Last Monday’s mudslide, drifting from 800 metres high and pushing down significant amounts of debris, cracked from weakened water concentration point in the protected area which Uganda Wildlife Authority marked out in 1993 and re-planted a year later. According to official accounts, the local communities, indoctrinated by elected leaders that their land was up for grabs, moved to chop the trees; set up farmlands and built huts in what in later years became permanent residences.
Prior warning
When contacted, Mr Moses Mapesa, the executive director of Uganda Wildlife Authority, referred this newspaper to an opinion article run in a local daily on Tuesday in which he argued: “This (interference) resulted into several cycles of fresh encroachment in 1996, 2001 and 2005 fuelled by elective politicking. There have been several warnings and landslides in Bududa before.”
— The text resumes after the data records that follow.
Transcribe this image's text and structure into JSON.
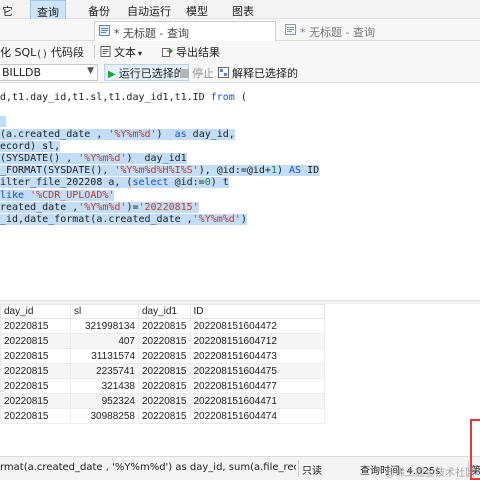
{
  "menubar": {
    "items": [
      "它",
      "查询",
      "备份",
      "自动运行",
      "模型",
      "图表"
    ],
    "active": "查询"
  },
  "tabs": [
    {
      "label": "* 无标题 - 查询",
      "active": true
    },
    {
      "label": "* 无标题 - 查询",
      "active": false
    }
  ],
  "toolbar": {
    "beautify_sql": "化 SQL",
    "code_snippet": "代码段",
    "text": "文本",
    "export_result": "导出结果"
  },
  "toolbar2": {
    "database": "BILLDB",
    "run_selected": "运行已选择的",
    "stop": "停止",
    "explain_selected": "解释已选择的"
  },
  "editor": {
    "lines": [
      [
        {
          "t": "d,t1.day_id,t1.sl,t1.day_id1,t1.ID ",
          "c": "",
          "s": false
        },
        {
          "t": "from",
          "c": "kw",
          "s": false
        },
        {
          "t": " (",
          "c": "",
          "s": false
        }
      ],
      [
        {
          "t": "",
          "c": "",
          "s": false
        }
      ],
      [
        {
          "t": " ",
          "c": "",
          "s": true
        }
      ],
      [
        {
          "t": "(a.created_date , ",
          "c": "",
          "s": true
        },
        {
          "t": "'%Y%m%d'",
          "c": "str",
          "s": true
        },
        {
          "t": ")  ",
          "c": "",
          "s": true
        },
        {
          "t": "as",
          "c": "kw",
          "s": true
        },
        {
          "t": " day_id,",
          "c": "",
          "s": true
        }
      ],
      [
        {
          "t": "ecord) sl,",
          "c": "",
          "s": true
        }
      ],
      [
        {
          "t": "(SYSDATE() , ",
          "c": "",
          "s": true
        },
        {
          "t": "'%Y%m%d'",
          "c": "str",
          "s": true
        },
        {
          "t": ")  day_id1",
          "c": "",
          "s": true
        }
      ],
      [
        {
          "t": "_FORMAT(SYSDATE(), ",
          "c": "",
          "s": true
        },
        {
          "t": "'%Y%m%d%H%I%S'",
          "c": "str",
          "s": true
        },
        {
          "t": "), @id:=@id+",
          "c": "",
          "s": true
        },
        {
          "t": "1",
          "c": "num",
          "s": true
        },
        {
          "t": ") ",
          "c": "",
          "s": true
        },
        {
          "t": "AS",
          "c": "kw",
          "s": true
        },
        {
          "t": " ID",
          "c": "",
          "s": true
        }
      ],
      [
        {
          "t": "ilter_file_202208 a, (",
          "c": "",
          "s": true
        },
        {
          "t": "select",
          "c": "kw",
          "s": true
        },
        {
          "t": " @id:=",
          "c": "",
          "s": true
        },
        {
          "t": "0",
          "c": "num",
          "s": true
        },
        {
          "t": ") t",
          "c": "",
          "s": true
        }
      ],
      [
        {
          "t": "like",
          "c": "kw",
          "s": true
        },
        {
          "t": " ",
          "c": "",
          "s": true
        },
        {
          "t": "'%CDR_UPLOAD%'",
          "c": "str",
          "s": true
        }
      ],
      [
        {
          "t": "reated_date ,",
          "c": "",
          "s": true
        },
        {
          "t": "'%Y%m%d'",
          "c": "str",
          "s": true
        },
        {
          "t": ")=",
          "c": "",
          "s": true
        },
        {
          "t": "'20220815'",
          "c": "str",
          "s": true
        }
      ],
      [
        {
          "t": "_id,date_format(a.created_date ,",
          "c": "",
          "s": true
        },
        {
          "t": "'%Y%m%d'",
          "c": "str",
          "s": true
        },
        {
          "t": ")",
          "c": "",
          "s": true
        }
      ]
    ]
  },
  "results": {
    "columns": [
      "day_id",
      "sl",
      "day_id1",
      "ID"
    ],
    "rows": [
      [
        "20220815",
        "321998134",
        "20220815",
        "202208151604472"
      ],
      [
        "20220815",
        "407",
        "20220815",
        "202208151604712"
      ],
      [
        "20220815",
        "31131574",
        "20220815",
        "202208151604473"
      ],
      [
        "20220815",
        "2235741",
        "20220815",
        "202208151604475"
      ],
      [
        "20220815",
        "321438",
        "20220815",
        "202208151604477"
      ],
      [
        "20220815",
        "952324",
        "20220815",
        "202208151604471"
      ],
      [
        "20220815",
        "30988258",
        "20220815",
        "202208151604474"
      ]
    ]
  },
  "status": {
    "sql_preview": "rmat(a.created_date , '%Y%m%d')  as day_id,     sum(a.file_record) s",
    "readonly": "只读",
    "query_time": "查询时间: 4.025s",
    "right_cut": "第"
  },
  "watermark": "@稀土掘金技术社区",
  "colors": {
    "selection": "#c3ddf6",
    "keyword": "#1a4fd6",
    "string": "#c0392b",
    "number": "#1a8a3a",
    "highlight_box": "#e53935"
  }
}
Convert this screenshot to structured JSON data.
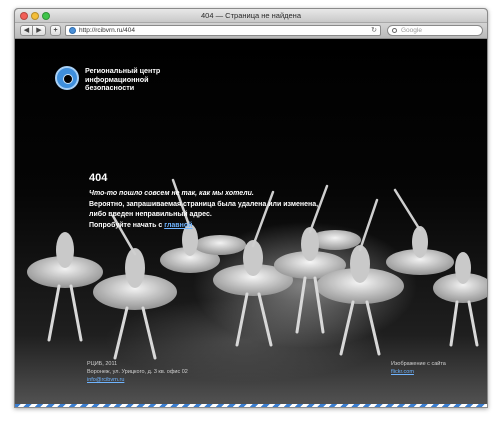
{
  "window": {
    "title": "404 — Страница не найдена"
  },
  "toolbar": {
    "back_glyph": "◀",
    "forward_glyph": "▶",
    "add_glyph": "+",
    "url": "http://rcibvrn.ru/404",
    "reload_glyph": "↻",
    "search_placeholder": "Google"
  },
  "header": {
    "org_name_line1": "Региональный центр",
    "org_name_line2": "информационной",
    "org_name_line3": "безопасности"
  },
  "error": {
    "code": "404",
    "line1": "Что-то пошло совсем не так, как мы хотели.",
    "line2": "Вероятно, запрашиваемая страница была удалена или изменена,",
    "line3": "либо введен неправильный адрес.",
    "line4_prefix": "Попробуйте начать с ",
    "home_link": "главной"
  },
  "footer": {
    "copyright": "РЦИБ, 2011",
    "address": "Воронеж, ул. Урицкого, д. 3 кв. офис 02",
    "left_link": "info@rcibvrn.ru",
    "image_credit": "Изображение с сайта",
    "image_link": "flickr.com"
  },
  "colors": {
    "accent": "#3f8fdc",
    "link": "#6fb4ff",
    "stripe": "#3c7fd1"
  },
  "icons": {
    "close": "close-button-icon",
    "minimize": "minimize-button-icon",
    "zoom": "zoom-button-icon",
    "globe": "globe-icon",
    "reload": "reload-icon",
    "search": "search-icon",
    "logo": "rcib-logo-icon"
  }
}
Minister Ecweru said high population growth and the people’s culture that binds them to the place of birth derailed previous attempts to relocate them from the foot of Mt. Elgon after a landslide there in 1997 killed 48 people and displaced 10,000 others.
“I want to tell the people settled in the high-risk areas that they must love their lives more than the place of dwelling,” the minister said as reports emerged of local resistance to plans to settle residents in affected villages at temporary camps in Bulucheke.
Reluctant victims
Other sources, however, indicated that the lack of alternative land derailed the initial re-settlement programme that some donors this time round are eager to bankroll. Bududa District chairman Wilson Watira said last evening that they are trying to inform the reluctant people, particularly in Nametsi and neighbouring villages, of the lurking danger so that they vacate the place.
“Do you know that here when a person dies, relatives sleep near the body because they believe that [the dead person] is still theirs?” Mr Watira said of the odd but locally magnetic practice. “These people are inseparable with their culture and land and the sensitisation will take time.”